To say that Tuesday's election is long-awaited is a massive understatement. It's been called historic by most, and otherwise labeled the most important election in our generation by the many who take into account the controversial last few years, our economic struggles and continued challenges abroad. And while Democratic candidate Barack Obama is largely expected to end the day with enough electoral votes to ensure his capturing the White House, some are concerned the "Bradley Effect", a phenomenon showing voters are less likely to vote for a minority when in the booth in private than they professed to be when surveyed in public, will have enough impact to knock him off the pedestal. But aside from the presidential election, how many of us have lied on a survey, just to politely get it over with? I know I have, including multiple times this evening, just to get the pollster off the phone.

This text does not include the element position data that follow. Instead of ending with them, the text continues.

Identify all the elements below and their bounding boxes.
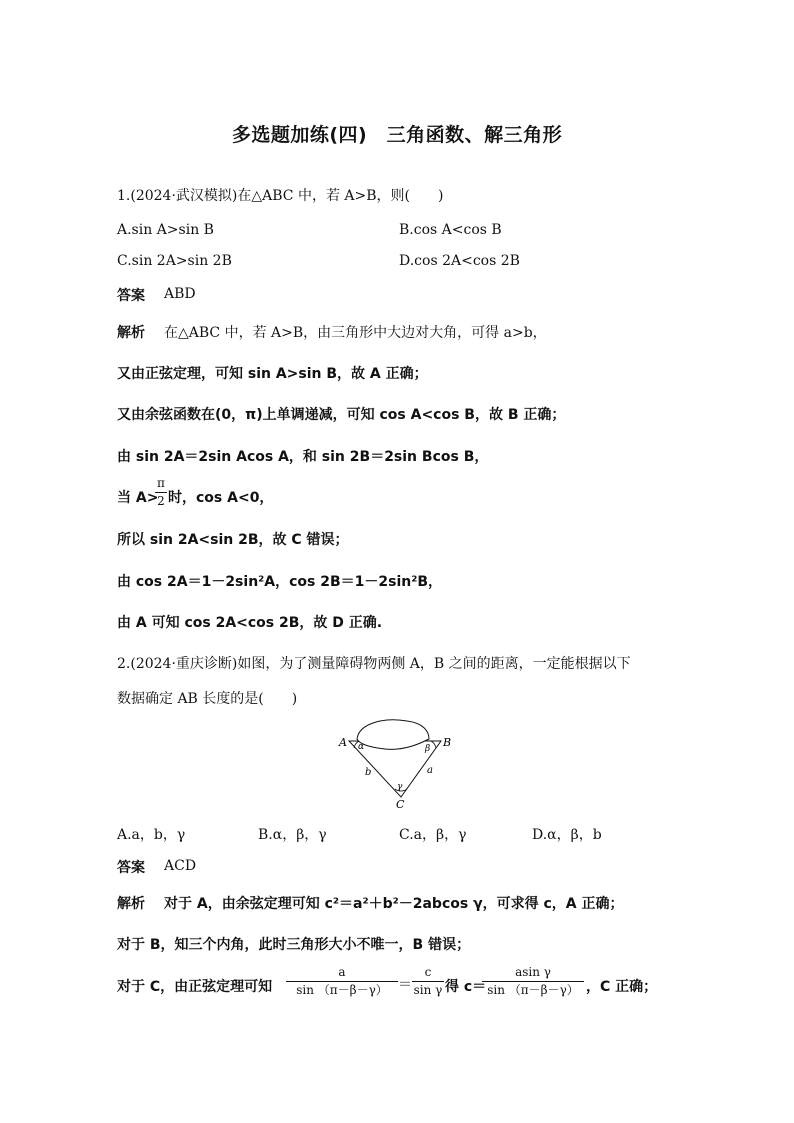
q1-answer: ABD: [164, 286, 196, 302]
q1-analysis-line-6: 所以 sin 2A<sin 2B，故 C 错误；: [117, 532, 349, 548]
q2-option-a: A.a，b，γ: [117, 827, 186, 843]
fraction-bar: [155, 492, 167, 493]
triangle-obstacle-figure: [335, 715, 465, 815]
page-title: 多选题加练(四) 三角函数、解三角形: [231, 124, 563, 146]
angle-gamma-label: γ: [397, 782, 403, 792]
q1-analysis-line-4: 由 sin 2A＝2sin Acos A，和 sin 2B＝2sin Bcos B，: [117, 449, 489, 465]
q1-option-d: D.cos 2A<cos 2B: [399, 253, 520, 269]
q2-stem-line-1: 2.(2024·重庆诊断)如图，为了测量障碍物两侧 A，B 之间的距离，一定能根据以下: [117, 656, 631, 672]
fraction-numerator: π: [157, 476, 165, 490]
angle-alpha-label: α: [358, 742, 365, 752]
q2-option-b: B.α，β，γ: [258, 827, 327, 843]
fraction-a-over-sin: [286, 965, 398, 998]
q2-analysis-line-3-suffix: ，C 正确；: [586, 979, 658, 995]
q2-analysis-line-3-mid: 得 c＝: [445, 979, 487, 995]
q2-option-d: D.α，β，b: [532, 827, 602, 843]
fraction-bar: [412, 981, 444, 982]
fraction-denominator: sin （π－β－γ）: [487, 983, 579, 997]
q1-option-b: B.cos A<cos B: [399, 222, 502, 238]
fraction-numerator: a: [338, 965, 346, 979]
q1-analysis-label: 解析: [117, 325, 145, 341]
vertex-c-label: C: [396, 798, 405, 811]
fraction-denominator: sin （π－β－γ）: [296, 983, 388, 997]
q1-analysis-line-7: 由 cos 2A＝1－2sin²A，cos 2B＝1－2sin²B，: [117, 574, 443, 590]
q1-analysis-line-5a: 当 A>: [117, 490, 159, 506]
q1-analysis-line-3: 又由余弦函数在(0，π)上单调递减，可知 cos A<cos B，故 B 正确；: [117, 407, 566, 423]
equals-sign: ＝: [398, 977, 412, 993]
fraction-c-result: [482, 965, 584, 998]
q1-analysis-line-8: 由 A 可知 cos 2A<cos 2B，故 D 正确.: [117, 615, 383, 631]
side-b-label: b: [365, 767, 372, 778]
fraction-bar: [286, 981, 398, 982]
fraction-bar: [482, 981, 584, 982]
q1-analysis-line-5b: 时，cos A<0，: [168, 490, 274, 506]
fraction-denominator: sin γ: [413, 983, 443, 997]
q1-option-c: C.sin 2A>sin 2B: [117, 253, 232, 269]
fraction-c-over-sin-gamma: [412, 965, 444, 998]
q2-stem-line-2: 数据确定 AB 长度的是( ): [117, 691, 298, 707]
pi-over-2-fraction: [155, 476, 167, 509]
vertex-b-label: B: [443, 736, 452, 749]
q2-analysis-line-3-prefix: 对于 C，由正弦定理可知: [117, 979, 273, 995]
q1-answer-label: 答案: [117, 288, 145, 304]
q2-analysis-line-1: 对于 A，由余弦定理可知 c²＝a²＋b²－2abcos γ，可求得 c，A 正确；: [164, 896, 624, 912]
q2-answer: ACD: [164, 858, 197, 874]
q1-analysis-line-1: 在△ABC 中，若 A>B，由三角形中大边对大角，可得 a>b，: [164, 325, 547, 341]
q1-option-a: A.sin A>sin B: [117, 222, 214, 238]
fraction-numerator: c: [424, 965, 432, 979]
q2-option-c: C.a，β，γ: [399, 827, 467, 843]
q1-stem: 1.(2024·武汉模拟)在△ABC 中，若 A>B，则( ): [117, 188, 444, 204]
fraction-denominator: 2: [157, 494, 165, 508]
q1-analysis-line-2: 又由正弦定理，可知 sin A>sin B，故 A 正确；: [117, 366, 428, 382]
vertex-a-label: A: [339, 736, 347, 749]
obstacle-shape: [357, 720, 429, 750]
beta-arc: [431, 741, 436, 748]
q2-analysis-label: 解析: [117, 896, 145, 912]
fraction-numerator: asin γ: [515, 965, 551, 979]
q2-analysis-line-2: 对于 B，知三个内角，此时三角形大小不唯一，B 错误；: [117, 937, 471, 953]
side-a-label: a: [427, 765, 433, 776]
q2-answer-label: 答案: [117, 860, 145, 876]
angle-beta-label: β: [425, 744, 431, 754]
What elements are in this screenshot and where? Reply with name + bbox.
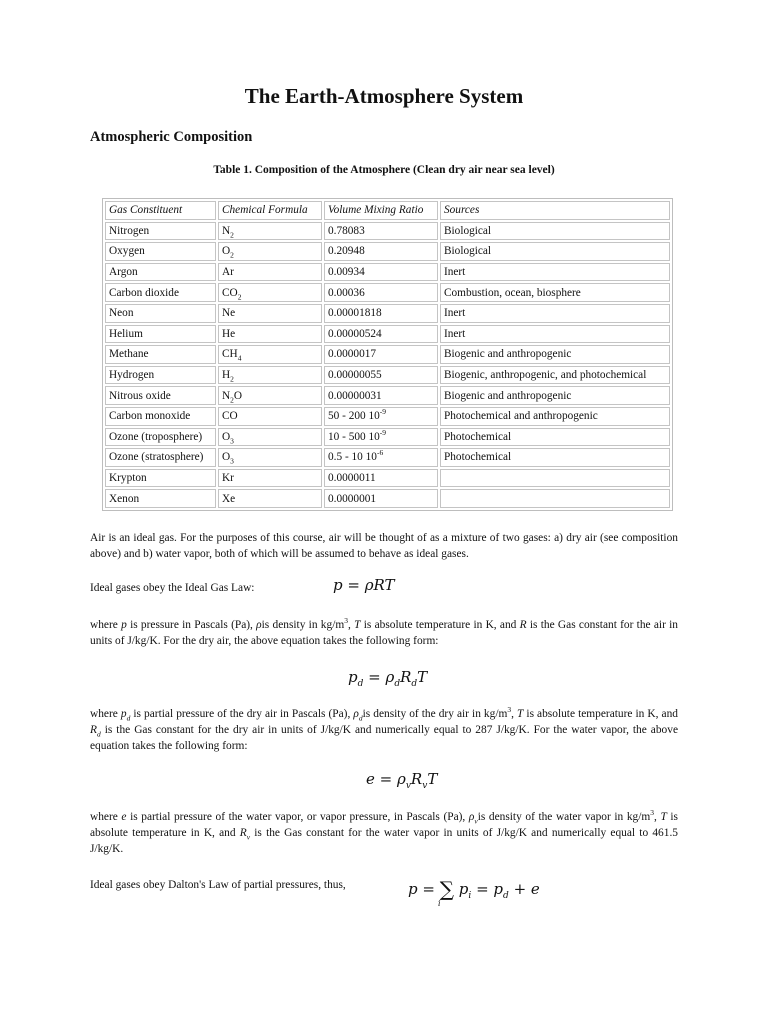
cell-ratio: 0.00000055 [324, 366, 438, 385]
table-header-row [105, 201, 670, 220]
cell-gas: Carbon dioxide [105, 283, 216, 302]
cell-sources: Inert [440, 304, 670, 323]
cell-sources: Combustion, ocean, biosphere [440, 283, 670, 302]
table-row [105, 489, 670, 508]
cell-sources: Photochemical [440, 448, 670, 467]
cell-ratio: 0.00001818 [324, 304, 438, 323]
cell-gas: Ozone (troposphere) [105, 428, 216, 447]
cell-ratio: 0.5 - 10 $10^{-6}$ [324, 448, 438, 467]
cell-formula: Ne [218, 304, 322, 323]
cell-gas: Krypton [105, 469, 216, 488]
paragraph-ideal-gas-law-label: Ideal gases obey the Ideal Gas Law: [90, 582, 255, 594]
cell-gas: Argon [105, 263, 216, 282]
table-row [105, 366, 670, 385]
cell-gas: Neon [105, 304, 216, 323]
cell-sources: Inert [440, 325, 670, 344]
cell-formula: $H_2$ [218, 366, 322, 385]
paragraph-dry-air-definitions: where $p_d$ is partial pressure of the dry air in Pascals (Pa), $\rho_dis$ density of the dry air in $kg/m^3$, T is absolute temperature in K, and $R_d$ is the Gas constant for the dry air in units of J/kg/K and numerically equal to 287 J/kg/K. For the water vapor, the above equation takes the following form: [90, 705, 678, 752]
equation-water-vapor: $e = \rho_vR_vT$ [366, 770, 438, 791]
cell-gas: Nitrogen [105, 222, 216, 241]
column-header-gas: Gas Constituent [105, 201, 216, 220]
table-row [105, 428, 670, 447]
table-row [105, 345, 670, 364]
table-row [105, 469, 670, 488]
cell-ratio: 0.00036 [324, 283, 438, 302]
table-caption: Table 1. Composition of the Atmosphere (Clean dry air near sea level) [213, 164, 555, 176]
composition-table [102, 198, 673, 511]
paragraph-ideal-gas-definitions: where p is pressure in Pascals (Pa), ρis density in $kg/m^3$, T is absolute temperature in K, and R is the Gas constant for the air in units of J/kg/K. For the dry air, the above equation takes the following form: [90, 616, 678, 647]
cell-formula: $N_2O$ [218, 386, 322, 405]
table-row [105, 263, 670, 282]
cell-ratio: 10 - 500 $10^{-9}$ [324, 428, 438, 447]
cell-formula: $O_3$ [218, 448, 322, 467]
cell-sources: Photochemical and anthropogenic [440, 407, 670, 426]
cell-ratio: 0.0000011 [324, 469, 438, 488]
cell-ratio: 0.0000001 [324, 489, 438, 508]
table-row [105, 386, 670, 405]
section-heading: Atmospheric Composition [90, 129, 253, 145]
cell-ratio: 0.00000524 [324, 325, 438, 344]
column-header-sources: Sources [440, 201, 670, 220]
cell-gas: Xenon [105, 489, 216, 508]
table-row [105, 325, 670, 344]
cell-sources: Biological [440, 222, 670, 241]
equation-ideal-gas-law [333, 576, 395, 594]
cell-ratio: 0.20948 [324, 242, 438, 261]
cell-formula: $CH_4$ [218, 345, 322, 364]
cell-ratio: 0.00000031 [324, 386, 438, 405]
column-header-formula: Chemical Formula [218, 201, 322, 220]
cell-ratio: 0.00934 [324, 263, 438, 282]
cell-formula: Kr [218, 469, 322, 488]
cell-ratio: 0.78083 [324, 222, 438, 241]
cell-formula: Ar [218, 263, 322, 282]
cell-sources: Biological [440, 242, 670, 261]
cell-sources [440, 489, 670, 508]
paragraph-dalton-label: Ideal gases obey Dalton's Law of partial pressures, thus, [90, 879, 346, 891]
cell-formula: $O_3$ [218, 428, 322, 447]
cell-gas: Helium [105, 325, 216, 344]
page-title: The Earth-Atmosphere System [244, 84, 524, 108]
cell-gas: Carbon monoxide [105, 407, 216, 426]
cell-gas: Methane [105, 345, 216, 364]
cell-formula: Xe [218, 489, 322, 508]
paragraph-ideal-gas-intro: Air is an ideal gas. For the purposes of this course, air will be thought of as a mixture of two gases: a) dry air (see composition above) and b) water vapor, both of which will be assumed to behave as ideal gases. [90, 532, 678, 560]
cell-gas: Nitrous oxide [105, 386, 216, 405]
cell-sources: Inert [440, 263, 670, 282]
summation-symbol: ∑ [439, 877, 455, 901]
cell-sources: Biogenic and anthropogenic [440, 386, 670, 405]
paragraph-water-vapor-definitions: where e is partial pressure of the water vapor, or vapor pressure, in Pascals (Pa), $\rho_vis$ density of the water vapor in $kg/m^3$, T is absolute temperature in K, and $R_v$ is the Gas constant for the water vapor in units of J/kg/K and numerically equal to 461.5 J/kg/K. [90, 808, 678, 855]
table-body [105, 222, 670, 508]
cell-sources: Biogenic, anthropogenic, and photochemical [440, 366, 670, 385]
cell-formula: $N_2$ [218, 222, 322, 241]
cell-formula: $CO_2$ [218, 283, 322, 302]
equation-dry-air: $p_d = \rho_dR_dT$ [348, 668, 428, 689]
cell-sources: Photochemical [440, 428, 670, 447]
cell-ratio: 0.0000017 [324, 345, 438, 364]
cell-gas: Hydrogen [105, 366, 216, 385]
table-row [105, 242, 670, 261]
table-row [105, 407, 670, 426]
table-row [105, 304, 670, 323]
cell-ratio: 50 - 200 $10^{-9}$ [324, 407, 438, 426]
column-header-ratio: Volume Mixing Ratio [324, 201, 438, 220]
equation-dalton: p = ∑ i $p_i = p_d + e$ [408, 877, 540, 908]
cell-gas: Ozone (stratosphere) [105, 448, 216, 467]
table-row [105, 222, 670, 241]
cell-gas: Oxygen [105, 242, 216, 261]
cell-sources [440, 469, 670, 488]
table-row [105, 448, 670, 467]
cell-formula: $O_2$ [218, 242, 322, 261]
cell-formula: CO [218, 407, 322, 426]
equation-ideal-gas-text: p = ρRT [333, 576, 395, 594]
cell-formula: He [218, 325, 322, 344]
cell-sources: Biogenic and anthropogenic [440, 345, 670, 364]
table-row [105, 283, 670, 302]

When a political operative somehow manages to get through our Caller ID and gets me on the line, the fastest way to get the call completed is to agree to everything. If I'm not in the "hanging up on them" mood, I always agree to every single thing they're proposing. Yes, I'll vote for that guy. Of course I am in favor of your proposition and measure. "In fact, my wife and I already voted by mail!", I told one hapless gentleman a few hours ago, much to his delight.

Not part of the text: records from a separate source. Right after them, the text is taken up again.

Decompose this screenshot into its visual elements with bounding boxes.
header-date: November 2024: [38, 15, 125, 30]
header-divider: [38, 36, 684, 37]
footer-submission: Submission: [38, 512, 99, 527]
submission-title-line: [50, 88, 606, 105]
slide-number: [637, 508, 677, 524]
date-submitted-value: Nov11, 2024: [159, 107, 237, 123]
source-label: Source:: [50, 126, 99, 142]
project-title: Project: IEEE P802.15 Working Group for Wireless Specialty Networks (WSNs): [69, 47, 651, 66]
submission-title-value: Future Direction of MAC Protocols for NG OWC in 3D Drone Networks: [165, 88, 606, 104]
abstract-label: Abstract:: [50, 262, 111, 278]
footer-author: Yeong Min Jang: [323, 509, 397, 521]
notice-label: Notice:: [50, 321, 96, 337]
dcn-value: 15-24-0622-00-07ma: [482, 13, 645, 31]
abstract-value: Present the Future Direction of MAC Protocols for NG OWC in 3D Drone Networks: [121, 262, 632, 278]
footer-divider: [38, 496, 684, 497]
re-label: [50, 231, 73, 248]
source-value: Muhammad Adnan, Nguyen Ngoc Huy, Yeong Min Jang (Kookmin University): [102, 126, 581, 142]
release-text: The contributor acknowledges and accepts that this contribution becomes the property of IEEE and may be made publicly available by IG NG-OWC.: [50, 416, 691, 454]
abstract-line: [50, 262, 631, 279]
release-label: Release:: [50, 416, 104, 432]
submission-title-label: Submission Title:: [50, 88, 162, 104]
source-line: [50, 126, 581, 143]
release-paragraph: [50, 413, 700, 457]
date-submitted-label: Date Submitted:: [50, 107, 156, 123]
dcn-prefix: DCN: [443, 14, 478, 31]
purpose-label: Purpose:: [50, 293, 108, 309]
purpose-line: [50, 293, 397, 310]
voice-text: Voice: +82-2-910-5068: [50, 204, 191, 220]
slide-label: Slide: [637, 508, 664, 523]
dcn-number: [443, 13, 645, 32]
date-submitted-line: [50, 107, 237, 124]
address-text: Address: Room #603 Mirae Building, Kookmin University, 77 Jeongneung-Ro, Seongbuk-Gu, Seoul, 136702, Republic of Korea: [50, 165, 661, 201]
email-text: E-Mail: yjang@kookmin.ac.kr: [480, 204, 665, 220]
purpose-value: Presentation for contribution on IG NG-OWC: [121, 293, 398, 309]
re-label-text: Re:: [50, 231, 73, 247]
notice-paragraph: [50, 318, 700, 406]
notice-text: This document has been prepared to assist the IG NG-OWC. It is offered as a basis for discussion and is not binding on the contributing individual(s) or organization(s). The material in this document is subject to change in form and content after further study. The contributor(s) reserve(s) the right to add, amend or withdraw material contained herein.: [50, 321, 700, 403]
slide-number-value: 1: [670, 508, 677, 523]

My underhanded evasiveness no doubt gets a checkmark on his clipboard, and with one stroke, he and his backers can put two more votes on the board, as they try to rally enough last minute support to push their person and their measures over the top. But to be honest, most of the time, I couldn't tell you one person from another, especially in the local races, and will be doing my research online.
So how often is this happening? Are pollsters around the country, and at the local levels, finding overwhelming support for just about every bill, only to see tomorrow's election results be swung the opposite way? As much as the political pundits may wonder if America is ready to have an African-American president after all, I wonder about the telemarketers hitting their numbers and wondering why things didn't actually go their way.
Don't worry about me. Tomorrow, I'll vote. And I am sure on how I'm voting for just about everything, before some last-minute cramming tonight, but if you called my house this evening, sorry if I misled you. It won't be the last time.